Pynchon best-seller
Comment transformer Thomas Pynchon et Cormac McCarthy en gros vendeurs ? Tout est dans l’habillage ! Les couvertures des éditeurs highbrow, ces grands coincés, sont d’une austérité décourageante. C’est pas pour dire du mal mais franchement, qui a envie d’acheter ça ?
On voit tout de suite qu’on n’y comprendra rien.
D’où le concours de couvertures lancé par le site canadien Bookninja pour donner du pep à nos meilleurs auteurs et leur assurer une bonne place parmi les piles des grandes surfaces. Les lauréats ont fait du beau boulot. Loués soient-ils : grâce à leur talent, Atwood, Pynchon et McCarthy vont s’arracher comme des petits pains et se retrouver dans un mois au pied de tous les sapins de Noël.

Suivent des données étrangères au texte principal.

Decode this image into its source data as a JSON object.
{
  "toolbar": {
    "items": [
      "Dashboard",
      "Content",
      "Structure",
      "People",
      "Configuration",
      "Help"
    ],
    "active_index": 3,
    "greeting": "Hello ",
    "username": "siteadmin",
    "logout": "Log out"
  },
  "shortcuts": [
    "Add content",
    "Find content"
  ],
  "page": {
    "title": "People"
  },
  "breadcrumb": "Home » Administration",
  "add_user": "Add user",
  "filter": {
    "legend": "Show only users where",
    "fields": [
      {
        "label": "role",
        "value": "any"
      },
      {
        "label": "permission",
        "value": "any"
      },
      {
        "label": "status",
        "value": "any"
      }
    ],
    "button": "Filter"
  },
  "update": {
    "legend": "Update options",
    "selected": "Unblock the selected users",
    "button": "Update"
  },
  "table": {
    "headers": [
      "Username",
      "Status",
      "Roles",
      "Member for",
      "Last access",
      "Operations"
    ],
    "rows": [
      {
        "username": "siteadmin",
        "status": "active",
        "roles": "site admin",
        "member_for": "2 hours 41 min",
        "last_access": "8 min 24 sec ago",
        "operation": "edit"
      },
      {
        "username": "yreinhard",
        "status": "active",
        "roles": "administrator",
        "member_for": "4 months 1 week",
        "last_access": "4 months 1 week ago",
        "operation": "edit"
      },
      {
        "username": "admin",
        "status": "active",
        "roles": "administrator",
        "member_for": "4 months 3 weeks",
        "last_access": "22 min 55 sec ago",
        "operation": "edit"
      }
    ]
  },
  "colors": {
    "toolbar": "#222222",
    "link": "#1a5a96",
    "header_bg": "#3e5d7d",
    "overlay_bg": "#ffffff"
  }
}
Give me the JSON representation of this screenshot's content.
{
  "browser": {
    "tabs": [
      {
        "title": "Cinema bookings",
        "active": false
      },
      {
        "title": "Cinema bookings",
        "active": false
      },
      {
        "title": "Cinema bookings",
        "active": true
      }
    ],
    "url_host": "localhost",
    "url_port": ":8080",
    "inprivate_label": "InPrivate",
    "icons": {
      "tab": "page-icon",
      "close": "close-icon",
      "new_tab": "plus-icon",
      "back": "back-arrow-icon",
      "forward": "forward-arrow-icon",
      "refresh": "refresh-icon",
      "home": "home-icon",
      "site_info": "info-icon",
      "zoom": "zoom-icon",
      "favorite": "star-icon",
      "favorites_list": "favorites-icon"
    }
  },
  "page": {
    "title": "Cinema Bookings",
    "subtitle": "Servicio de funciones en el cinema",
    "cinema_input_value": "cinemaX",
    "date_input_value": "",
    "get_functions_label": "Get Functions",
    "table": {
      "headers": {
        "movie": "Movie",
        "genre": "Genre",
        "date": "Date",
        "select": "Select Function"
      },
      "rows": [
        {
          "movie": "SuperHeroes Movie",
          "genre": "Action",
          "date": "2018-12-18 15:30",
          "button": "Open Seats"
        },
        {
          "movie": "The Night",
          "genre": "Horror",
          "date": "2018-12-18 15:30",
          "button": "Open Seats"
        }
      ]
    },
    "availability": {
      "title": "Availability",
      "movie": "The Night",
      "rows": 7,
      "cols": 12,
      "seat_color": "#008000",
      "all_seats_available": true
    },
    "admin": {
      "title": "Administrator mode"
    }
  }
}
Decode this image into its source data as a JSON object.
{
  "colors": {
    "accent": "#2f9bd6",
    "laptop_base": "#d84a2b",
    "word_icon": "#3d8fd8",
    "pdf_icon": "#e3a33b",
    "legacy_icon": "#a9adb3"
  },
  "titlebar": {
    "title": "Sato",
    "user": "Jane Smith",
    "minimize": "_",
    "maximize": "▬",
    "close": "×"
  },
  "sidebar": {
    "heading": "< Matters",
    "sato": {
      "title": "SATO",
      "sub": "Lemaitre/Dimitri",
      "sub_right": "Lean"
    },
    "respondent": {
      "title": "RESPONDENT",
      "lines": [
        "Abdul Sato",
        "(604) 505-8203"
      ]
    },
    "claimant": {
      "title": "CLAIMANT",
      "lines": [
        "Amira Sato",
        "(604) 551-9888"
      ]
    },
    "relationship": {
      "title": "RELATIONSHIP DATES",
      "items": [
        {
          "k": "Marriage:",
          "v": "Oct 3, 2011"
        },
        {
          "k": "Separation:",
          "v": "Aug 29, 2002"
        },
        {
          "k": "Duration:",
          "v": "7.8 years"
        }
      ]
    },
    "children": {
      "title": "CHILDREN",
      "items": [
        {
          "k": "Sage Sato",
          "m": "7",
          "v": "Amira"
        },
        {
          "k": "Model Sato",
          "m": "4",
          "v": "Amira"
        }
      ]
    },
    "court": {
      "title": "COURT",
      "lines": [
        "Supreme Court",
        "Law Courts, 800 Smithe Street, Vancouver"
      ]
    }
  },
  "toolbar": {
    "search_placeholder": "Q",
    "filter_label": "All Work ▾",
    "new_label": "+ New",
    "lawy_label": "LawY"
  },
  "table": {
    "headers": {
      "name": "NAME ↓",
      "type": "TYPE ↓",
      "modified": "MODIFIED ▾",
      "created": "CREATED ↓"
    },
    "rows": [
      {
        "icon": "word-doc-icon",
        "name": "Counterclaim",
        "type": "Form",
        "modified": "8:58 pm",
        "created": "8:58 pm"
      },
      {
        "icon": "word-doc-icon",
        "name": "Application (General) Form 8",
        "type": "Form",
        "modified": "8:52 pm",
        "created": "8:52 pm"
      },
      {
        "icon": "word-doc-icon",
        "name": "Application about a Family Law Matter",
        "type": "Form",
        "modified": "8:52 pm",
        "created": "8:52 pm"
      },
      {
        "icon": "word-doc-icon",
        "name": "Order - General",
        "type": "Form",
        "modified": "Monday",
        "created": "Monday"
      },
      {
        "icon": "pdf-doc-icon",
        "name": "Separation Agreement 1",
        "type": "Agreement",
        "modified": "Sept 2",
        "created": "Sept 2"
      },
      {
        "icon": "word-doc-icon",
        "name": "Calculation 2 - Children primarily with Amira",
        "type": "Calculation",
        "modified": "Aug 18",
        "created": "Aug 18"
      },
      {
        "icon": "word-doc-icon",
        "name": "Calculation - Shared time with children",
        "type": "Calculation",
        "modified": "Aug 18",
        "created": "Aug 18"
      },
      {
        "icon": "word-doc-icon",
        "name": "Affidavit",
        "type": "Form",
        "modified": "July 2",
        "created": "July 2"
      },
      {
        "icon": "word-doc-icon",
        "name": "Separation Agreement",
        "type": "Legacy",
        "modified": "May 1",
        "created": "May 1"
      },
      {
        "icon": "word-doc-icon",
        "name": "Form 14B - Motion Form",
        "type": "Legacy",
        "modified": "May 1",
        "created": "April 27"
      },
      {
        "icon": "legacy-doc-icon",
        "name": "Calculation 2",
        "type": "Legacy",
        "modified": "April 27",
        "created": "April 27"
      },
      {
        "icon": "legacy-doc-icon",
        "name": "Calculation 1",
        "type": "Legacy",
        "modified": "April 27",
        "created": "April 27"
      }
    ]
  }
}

L’initiative de Bookninja a inspiré The Guardian, qui a lancé un appel dans le même sens à ses lecteurs. Il a été largement entendu.
Mais, la poésie ? C’est la grande oubliée dans cette histoire. Alors j’y vais à mon tour de ma modeste proposition :
Robert Bonfils
Entre 1963 et 1965, Robert Bonfils dessina 93 couvertures alléchantes pour Ember Library.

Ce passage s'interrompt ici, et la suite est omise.